17th June 2023, Skopje – Prospectus on the first auction of the development bonds for citizens will be announced by the end of this month, by which, this new financial instrument will be made available for the citizens. Procedure for purchasing bonds will be simple, to be carried out via the banks’ branch offices, where the applications will be submitted therefor, as pointed out by Minister of Finance, Fatmir Besimi in an interview for “Faktor”, thereby underlining the greater interest shown by citizens since the announcement of their issuance.
“Development bond for citizens is not aimed at collecting money by the state – auctions of government securities on the domestic market have been held for two decades already, and I would like to hereby stress the great interest demonstrated by the institutional investors (banks and funds) over the past years. The very purpose thereof is offering new investment opportunities on the financial market to the citizens, which is a common thing in most of the economies throughout the world. I am pleased with the great interest demonstrated by the citizens once the issuance of the development bond for citizens was announced. I believe that by opening new opportunities for investments, in addition to strengthening the financial education of the population, the general awareness of the sound savings management and the possibilities for generating profit therefrom, will be raised”, Minister pointed out in the interview.
He went on that the citizens investing their available funds in the development bonds for citizens, will receive a compensation, i.e. attractive interest rate, which will be announced after publishing auction-related Prospectus.

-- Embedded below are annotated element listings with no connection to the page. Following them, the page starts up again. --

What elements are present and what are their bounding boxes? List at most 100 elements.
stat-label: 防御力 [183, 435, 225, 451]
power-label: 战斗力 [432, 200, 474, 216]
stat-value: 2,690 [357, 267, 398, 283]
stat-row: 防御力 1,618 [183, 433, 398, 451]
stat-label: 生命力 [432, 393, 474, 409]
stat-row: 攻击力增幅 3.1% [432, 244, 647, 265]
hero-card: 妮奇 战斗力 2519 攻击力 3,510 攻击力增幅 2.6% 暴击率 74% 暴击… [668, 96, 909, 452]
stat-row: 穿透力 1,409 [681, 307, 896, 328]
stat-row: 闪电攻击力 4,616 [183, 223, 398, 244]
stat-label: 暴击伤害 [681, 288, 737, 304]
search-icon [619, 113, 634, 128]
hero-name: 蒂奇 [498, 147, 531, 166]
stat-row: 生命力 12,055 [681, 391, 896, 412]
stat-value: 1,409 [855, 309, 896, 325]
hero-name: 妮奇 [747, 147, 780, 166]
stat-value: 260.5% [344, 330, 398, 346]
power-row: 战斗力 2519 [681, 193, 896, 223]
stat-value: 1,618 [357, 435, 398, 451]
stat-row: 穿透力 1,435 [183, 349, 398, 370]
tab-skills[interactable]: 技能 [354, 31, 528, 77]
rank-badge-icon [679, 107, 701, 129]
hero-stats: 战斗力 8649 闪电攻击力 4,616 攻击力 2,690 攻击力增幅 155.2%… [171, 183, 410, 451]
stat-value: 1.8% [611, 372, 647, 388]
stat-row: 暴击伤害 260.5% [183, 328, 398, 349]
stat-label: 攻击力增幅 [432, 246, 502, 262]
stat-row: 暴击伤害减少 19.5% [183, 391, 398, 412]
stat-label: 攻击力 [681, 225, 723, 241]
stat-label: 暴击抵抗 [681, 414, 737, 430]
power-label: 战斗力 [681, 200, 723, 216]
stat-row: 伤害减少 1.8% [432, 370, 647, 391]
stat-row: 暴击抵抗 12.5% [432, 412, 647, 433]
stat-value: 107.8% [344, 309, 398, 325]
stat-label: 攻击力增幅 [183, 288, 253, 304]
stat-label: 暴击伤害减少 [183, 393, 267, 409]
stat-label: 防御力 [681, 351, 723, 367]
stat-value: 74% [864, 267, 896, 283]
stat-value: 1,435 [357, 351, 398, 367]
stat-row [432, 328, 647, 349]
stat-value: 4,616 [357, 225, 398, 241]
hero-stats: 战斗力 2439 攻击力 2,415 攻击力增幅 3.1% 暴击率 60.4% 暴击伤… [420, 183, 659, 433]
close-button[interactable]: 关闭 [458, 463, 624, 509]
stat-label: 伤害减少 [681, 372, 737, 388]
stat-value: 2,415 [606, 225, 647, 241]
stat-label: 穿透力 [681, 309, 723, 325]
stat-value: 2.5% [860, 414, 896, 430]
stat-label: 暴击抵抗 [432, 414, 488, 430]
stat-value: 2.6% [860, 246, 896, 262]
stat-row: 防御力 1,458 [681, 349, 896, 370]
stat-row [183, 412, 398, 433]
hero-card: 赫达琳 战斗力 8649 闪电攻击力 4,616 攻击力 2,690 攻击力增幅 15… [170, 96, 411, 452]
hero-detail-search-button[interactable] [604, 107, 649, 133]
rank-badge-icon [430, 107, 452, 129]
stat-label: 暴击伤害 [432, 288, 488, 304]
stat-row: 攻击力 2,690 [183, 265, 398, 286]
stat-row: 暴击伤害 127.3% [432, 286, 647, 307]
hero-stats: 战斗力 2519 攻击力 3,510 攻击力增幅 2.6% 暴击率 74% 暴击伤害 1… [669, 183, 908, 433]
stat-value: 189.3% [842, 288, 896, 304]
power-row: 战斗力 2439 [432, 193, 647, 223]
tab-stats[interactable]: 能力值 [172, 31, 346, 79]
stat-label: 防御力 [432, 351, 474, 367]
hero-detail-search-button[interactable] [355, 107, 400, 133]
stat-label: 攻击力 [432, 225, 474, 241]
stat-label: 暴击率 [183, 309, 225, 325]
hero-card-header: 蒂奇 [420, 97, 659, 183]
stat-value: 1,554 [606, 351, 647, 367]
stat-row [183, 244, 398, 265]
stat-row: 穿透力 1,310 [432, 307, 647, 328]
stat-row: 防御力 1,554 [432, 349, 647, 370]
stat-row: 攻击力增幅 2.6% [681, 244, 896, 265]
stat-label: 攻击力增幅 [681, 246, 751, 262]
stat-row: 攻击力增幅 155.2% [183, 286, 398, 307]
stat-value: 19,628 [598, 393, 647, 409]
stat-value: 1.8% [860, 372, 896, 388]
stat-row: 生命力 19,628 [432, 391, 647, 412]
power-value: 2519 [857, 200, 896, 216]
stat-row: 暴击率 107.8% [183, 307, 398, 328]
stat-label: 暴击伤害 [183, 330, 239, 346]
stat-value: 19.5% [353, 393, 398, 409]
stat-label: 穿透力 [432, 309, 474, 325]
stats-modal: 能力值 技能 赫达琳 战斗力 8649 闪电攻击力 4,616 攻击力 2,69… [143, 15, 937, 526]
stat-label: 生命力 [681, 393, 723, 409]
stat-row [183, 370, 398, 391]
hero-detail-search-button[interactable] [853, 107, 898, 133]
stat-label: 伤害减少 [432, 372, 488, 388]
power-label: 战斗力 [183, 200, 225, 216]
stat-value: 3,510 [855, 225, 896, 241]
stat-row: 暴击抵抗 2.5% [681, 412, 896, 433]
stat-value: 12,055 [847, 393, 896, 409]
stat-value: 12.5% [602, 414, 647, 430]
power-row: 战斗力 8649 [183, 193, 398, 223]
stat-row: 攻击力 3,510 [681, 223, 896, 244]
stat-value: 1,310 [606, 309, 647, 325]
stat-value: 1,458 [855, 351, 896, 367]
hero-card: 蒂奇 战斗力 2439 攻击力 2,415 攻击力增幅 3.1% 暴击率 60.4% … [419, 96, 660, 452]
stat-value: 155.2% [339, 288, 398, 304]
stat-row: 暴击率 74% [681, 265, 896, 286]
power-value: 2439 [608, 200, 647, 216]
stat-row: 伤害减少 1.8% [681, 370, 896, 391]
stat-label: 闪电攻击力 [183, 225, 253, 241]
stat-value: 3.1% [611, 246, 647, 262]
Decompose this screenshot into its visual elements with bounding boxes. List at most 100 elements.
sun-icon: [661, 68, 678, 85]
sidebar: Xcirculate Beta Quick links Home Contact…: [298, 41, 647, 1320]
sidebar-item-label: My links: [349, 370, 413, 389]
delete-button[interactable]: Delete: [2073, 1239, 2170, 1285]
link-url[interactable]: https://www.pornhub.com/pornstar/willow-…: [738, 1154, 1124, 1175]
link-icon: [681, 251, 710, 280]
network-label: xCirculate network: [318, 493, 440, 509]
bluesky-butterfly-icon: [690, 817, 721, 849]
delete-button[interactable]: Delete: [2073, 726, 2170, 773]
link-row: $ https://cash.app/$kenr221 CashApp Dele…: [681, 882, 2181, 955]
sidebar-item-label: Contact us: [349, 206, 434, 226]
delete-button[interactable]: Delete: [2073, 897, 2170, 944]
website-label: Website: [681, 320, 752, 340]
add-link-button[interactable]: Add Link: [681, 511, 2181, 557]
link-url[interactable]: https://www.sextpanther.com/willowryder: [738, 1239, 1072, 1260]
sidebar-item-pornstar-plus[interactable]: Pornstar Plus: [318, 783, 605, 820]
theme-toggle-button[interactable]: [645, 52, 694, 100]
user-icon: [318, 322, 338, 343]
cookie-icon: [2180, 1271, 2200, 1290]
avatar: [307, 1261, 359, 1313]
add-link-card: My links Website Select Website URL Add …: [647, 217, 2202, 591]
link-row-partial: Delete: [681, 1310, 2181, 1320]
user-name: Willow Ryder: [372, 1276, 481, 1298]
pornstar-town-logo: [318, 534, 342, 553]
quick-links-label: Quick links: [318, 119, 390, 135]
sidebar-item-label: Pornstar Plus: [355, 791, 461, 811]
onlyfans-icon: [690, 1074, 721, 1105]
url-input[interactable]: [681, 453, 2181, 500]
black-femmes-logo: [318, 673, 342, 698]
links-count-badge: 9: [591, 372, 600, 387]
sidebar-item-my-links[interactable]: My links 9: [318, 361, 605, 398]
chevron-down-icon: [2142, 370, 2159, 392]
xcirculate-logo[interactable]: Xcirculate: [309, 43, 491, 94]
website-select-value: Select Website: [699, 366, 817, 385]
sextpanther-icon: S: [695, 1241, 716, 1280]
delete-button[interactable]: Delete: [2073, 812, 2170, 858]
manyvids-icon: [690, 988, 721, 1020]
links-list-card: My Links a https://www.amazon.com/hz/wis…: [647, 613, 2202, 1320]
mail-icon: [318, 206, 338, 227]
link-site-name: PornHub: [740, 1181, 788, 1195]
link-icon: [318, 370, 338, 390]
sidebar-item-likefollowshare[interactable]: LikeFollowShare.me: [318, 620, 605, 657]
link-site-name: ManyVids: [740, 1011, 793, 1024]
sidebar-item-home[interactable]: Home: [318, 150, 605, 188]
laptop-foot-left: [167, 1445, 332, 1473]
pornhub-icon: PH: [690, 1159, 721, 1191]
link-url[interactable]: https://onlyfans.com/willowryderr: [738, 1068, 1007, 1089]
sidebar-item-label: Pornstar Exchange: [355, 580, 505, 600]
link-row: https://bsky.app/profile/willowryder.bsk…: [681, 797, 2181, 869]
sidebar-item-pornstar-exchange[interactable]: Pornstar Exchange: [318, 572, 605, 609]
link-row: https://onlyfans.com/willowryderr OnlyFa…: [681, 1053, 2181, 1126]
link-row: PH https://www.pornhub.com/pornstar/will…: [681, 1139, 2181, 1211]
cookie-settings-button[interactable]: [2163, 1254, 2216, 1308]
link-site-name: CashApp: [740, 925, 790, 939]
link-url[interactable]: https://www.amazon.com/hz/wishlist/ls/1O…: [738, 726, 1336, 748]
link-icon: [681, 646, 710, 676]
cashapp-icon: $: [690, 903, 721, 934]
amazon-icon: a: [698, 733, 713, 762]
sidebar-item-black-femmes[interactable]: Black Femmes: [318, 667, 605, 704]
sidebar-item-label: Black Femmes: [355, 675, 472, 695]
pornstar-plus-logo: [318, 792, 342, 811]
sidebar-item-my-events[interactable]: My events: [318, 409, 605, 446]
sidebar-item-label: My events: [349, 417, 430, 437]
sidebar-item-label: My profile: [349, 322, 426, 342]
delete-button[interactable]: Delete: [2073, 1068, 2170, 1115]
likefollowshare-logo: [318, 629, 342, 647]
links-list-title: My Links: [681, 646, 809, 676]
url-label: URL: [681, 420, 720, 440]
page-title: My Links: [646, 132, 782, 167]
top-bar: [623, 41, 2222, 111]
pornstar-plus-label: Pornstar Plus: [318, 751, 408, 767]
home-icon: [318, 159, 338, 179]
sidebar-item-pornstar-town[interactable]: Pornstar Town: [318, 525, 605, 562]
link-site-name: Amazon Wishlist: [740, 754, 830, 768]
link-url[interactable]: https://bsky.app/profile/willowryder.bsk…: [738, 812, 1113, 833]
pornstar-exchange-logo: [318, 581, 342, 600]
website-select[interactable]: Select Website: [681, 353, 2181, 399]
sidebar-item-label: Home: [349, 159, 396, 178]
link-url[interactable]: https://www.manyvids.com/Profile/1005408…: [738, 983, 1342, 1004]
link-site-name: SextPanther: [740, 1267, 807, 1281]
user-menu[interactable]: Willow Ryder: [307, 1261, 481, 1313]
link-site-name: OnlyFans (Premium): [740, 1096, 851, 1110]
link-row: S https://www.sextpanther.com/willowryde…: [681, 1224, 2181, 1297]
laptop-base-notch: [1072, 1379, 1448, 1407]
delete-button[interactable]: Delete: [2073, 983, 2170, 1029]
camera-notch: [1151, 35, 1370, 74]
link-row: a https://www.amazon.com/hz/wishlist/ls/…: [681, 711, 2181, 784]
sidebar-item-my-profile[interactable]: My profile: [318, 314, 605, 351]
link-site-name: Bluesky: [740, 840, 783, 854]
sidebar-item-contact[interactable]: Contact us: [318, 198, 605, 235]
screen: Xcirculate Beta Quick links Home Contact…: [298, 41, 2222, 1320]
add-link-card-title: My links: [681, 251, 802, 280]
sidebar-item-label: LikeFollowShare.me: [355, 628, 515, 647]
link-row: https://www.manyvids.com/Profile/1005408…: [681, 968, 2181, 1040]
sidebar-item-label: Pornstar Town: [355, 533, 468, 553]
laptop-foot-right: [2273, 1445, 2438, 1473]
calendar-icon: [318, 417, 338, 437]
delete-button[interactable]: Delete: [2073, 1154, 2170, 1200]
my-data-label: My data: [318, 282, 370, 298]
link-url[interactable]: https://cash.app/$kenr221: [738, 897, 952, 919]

“Citizens feel secure since the government bonds are considered a risk-free investment everywhere in the world, with such instrument being issued by the state, while also protecting their funds against the adverse effects resulting from the inflation. Coupon interest rate is generated from these bonds, entailing that every year, the agreed interest will be paid on the invested amount, whereby, at the end of the deadline, the invested capital, i.e. the amount the citizens are to pay, will be returned. This bond’s maturity will be two years”, Minister Besimi pointed out.
During his interview, he underlined that the bonds are financial instruments present in almost all economies, which do not substitute the savings deposits neither the investments in other securities, such as shares and parts in investment funds.
“Development bond for the citizens is not aimed at replacing bur rather enriching the relatively plain investment portfolio in our country. “Do not pull all your eggs in one basket – build a portfolio” is the first lesson for investors. The possibility for free-risk investment provides for enhancing the portfolio”, Minister Besimi said.